There are many other films, so many other films… There he was in Apna Asmaan, where he second-fiddled beautifully to Shobana. They played the parents of an autistic boy. He's one of those men (again, ordinary, but again, in this actor's hands, extraordinary) who've spent years at the same, small office, giving vent to frustrations with frequent alcohol and the occasional outburst. There he was in Paan Singh Tomar, as a soldier who becomes a sportsman who becomes a dacoit. 

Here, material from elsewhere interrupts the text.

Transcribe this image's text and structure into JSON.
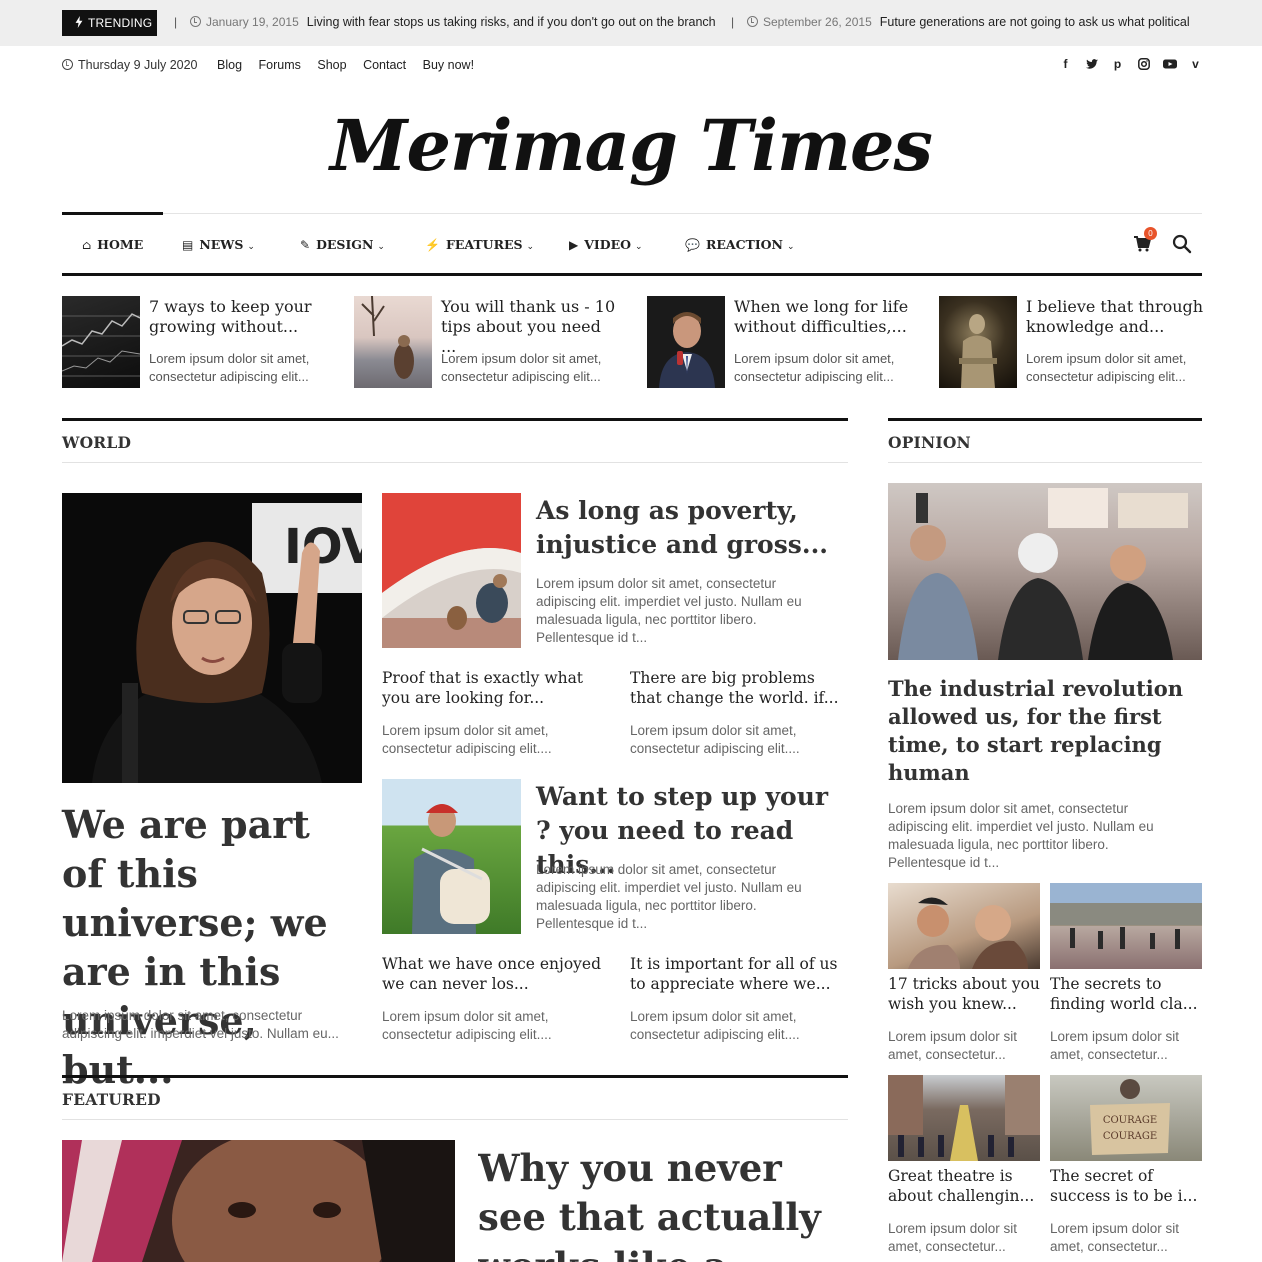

There he was in 7 Khoon Maaf, as a  soulful poet with a sadomasochistic streak. There he was as the superbly named Saajan in The Lunchbox, another ordinary man stuck in an office whose file-filled ordinariness is crushing. There he was in Madaari, as another ordinary man, who loses his son in a bridge collapse. In the hospital scene, Irrfan shows us the tears that follow such a tragedy. Later, when government officials come with a cheque, he says, "Nahin chahiye compensation, beta vapas karo." There's not a trace of hysteria. The line is delivered in a monotone. The tears from the hospital are gone. Now he makes us feel the numbness. 

Numbness, yes. That's the feeling now. As the grown-up protagonist of Life of Pi, Irrfan gets to say these prescient words: "I suppose in the end, the whole of life becomes an act of letting go, but what always hurts the most is not taking a moment to say goodbye." He wrote his own epitaph. Too soon, dear Irrfan, too soon!